Third, the threshold relating to retrenchment and applicability of standing orders in industrial establishments has been increased from the existing 100 or more workers to 300.

Fourth, the threshold for factories has been doubled from 10 to 20 workers with power, thereby eliminating millions of workers from the purview of a number of important regulatory provisions meant for small factory workers.
Fifth, the state governments have been given greater powers in exempting establishments from applying a whole range of labour-friendly provisions in the code. 

Sixth, the provision for inspections in all the codes has been drastically diluted and inspections will no more be based on complaints.The government’s new mantra seems to do away with all kinds of regulations introduced from time to time for the welfare of workers at the bottom of our industrial complex.

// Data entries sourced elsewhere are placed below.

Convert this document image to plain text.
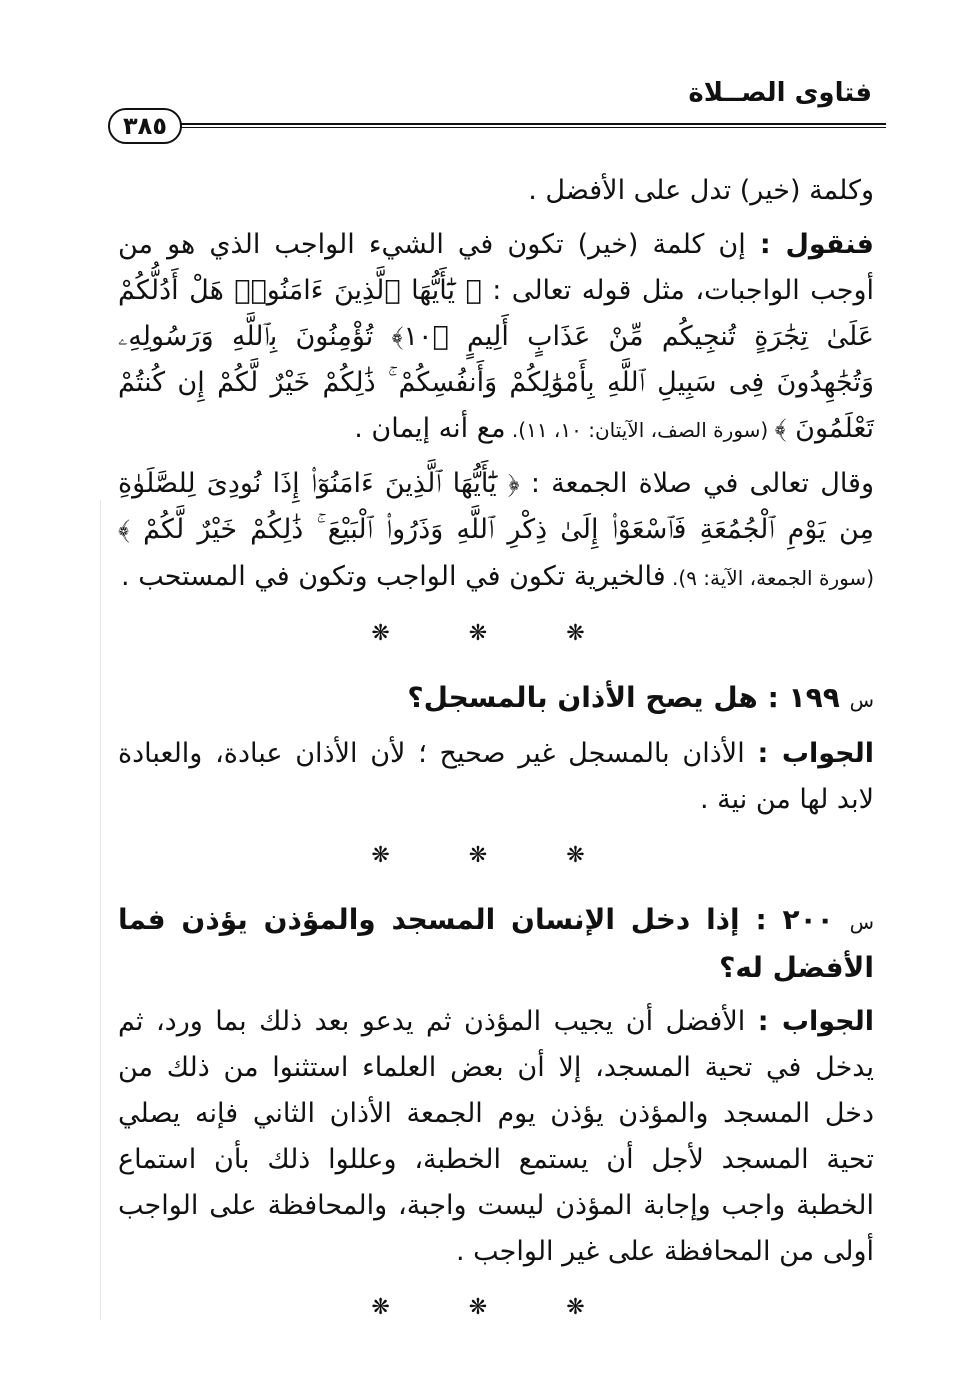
فتاوى الصــلاة
٣٨٥

وكلمة (خير) تدل على الأفضل .

فنقول : إن كلمة (خير) تكون في الشيء الواجب الذي هو من أوجب الواجبات، مثل قوله تعالى : ﴿ يَٰٓأَيُّهَا ٱلَّذِينَ ءَامَنُوا۟ هَلْ أَدُلُّكُمْ عَلَىٰ تِجَٰرَةٍ تُنجِيكُم مِّنْ عَذَابٍ أَلِيمٍ ﴿١٠﴾ تُؤْمِنُونَ بِٱللَّهِ وَرَسُولِهِۦ وَتُجَٰهِدُونَ فِى سَبِيلِ ٱللَّهِ بِأَمْوَٰلِكُمْ وَأَنفُسِكُمْ ۚ ذَٰلِكُمْ خَيْرٌ لَّكُمْ إِن كُنتُمْ تَعْلَمُونَ ﴾ (سورة الصف، الآيتان: ١٠، ١١). مع أنه إيمان .

وقال تعالى في صلاة الجمعة : ﴿ يَٰٓأَيُّهَا ٱلَّذِينَ ءَامَنُوٓا۟ إِذَا نُودِىَ لِلصَّلَوٰةِ مِن يَوْمِ ٱلْجُمُعَةِ فَٱسْعَوْا۟ إِلَىٰ ذِكْرِ ٱللَّهِ وَذَرُوا۟ ٱلْبَيْعَ ۚ ذَٰلِكُمْ خَيْرٌ لَّكُمْ ﴾ (سورة الجمعة، الآية: ٩). فالخيرية تكون في الواجب وتكون في المستحب .

❋ ❋ ❋

س ١٩٩ : هل يصح الأذان بالمسجل؟

الجواب : الأذان بالمسجل غير صحيح ؛ لأن الأذان عبادة، والعبادة لابد لها من نية .

❋ ❋ ❋

س ٢٠٠ : إذا دخل الإنسان المسجد والمؤذن يؤذن فما الأفضل له؟

الجواب : الأفضل أن يجيب المؤذن ثم يدعو بعد ذلك بما ورد، ثم يدخل في تحية المسجد، إلا أن بعض العلماء استثنوا من ذلك من دخل المسجد والمؤذن يؤذن يوم الجمعة الأذان الثاني فإنه يصلي تحية المسجد لأجل أن يستمع الخطبة، وعللوا ذلك بأن استماع الخطبة واجب وإجابة المؤذن ليست واجبة، والمحافظة على الواجب أولى من المحافظة على غير الواجب .

❋ ❋ ❋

They are being left to the mercy of market forces. The changes in the labour laws have made it impossible for workers to take any collective industrial action and form unions. In other words, workers in the informal sector, most of whom are migrant laborers who have been always at the bottom of the economic pyramid, have not even been promised any form of social security under the codes.

When everything is reduced to informality, it automatically leads to growth of inequality, making sustainable growth impossible. And economic recovery, in turn, becomes more difficult. It creates conditions in which employers invest less and less in building workers’ capacities, leading to low production.

No government or company can ignore workers’ security and rights and achieve sustainable growth. The government’s approach to labour, to say the least, is myopic. Its anti-labor policies will lead to a further slowdown in the growth of the economy and recovery will become very complicated.

The government of India is going back on the future of workers when enlightened governments all over the world and industrialists in India and abroad are making huge investments in the long-term development of workers.
Fortunately in the matter of workers’ rights the Supreme Court of India has in a recent order set aside the anti-labour notification issued by the Gujarat government exempting factories from paying overtime wages to workers and providing ideal working conditions to them amid the COVID-19 pandemic and lockdown restrictions.

The Bench of Justices D.Y. Chandrachud, Indu Malhotra, and K.M. Joseph ruled that the pandemic cannot be a reason to junk statutory provisions that ensure dignity and right to proper wages to workers. “The court is cognizant the Respondent aimed to ameliorate the financial exigencies that were caused due to the pandemic and the subsequent lockdown. However, financial losses cannot be offset on the weary shoulders of the laboring worker, who provides the backbone of the economy,” the Court order said.

“A worker’s right to life cannot be deemed contingent on the mercy of their employer or the State. The notifications, in denying humane working conditions and overtime wages provided by law, are an affront to the workers’ right to life and right against forced labour that are secured by Articles 21 and 23 of the Constitution,” the order added.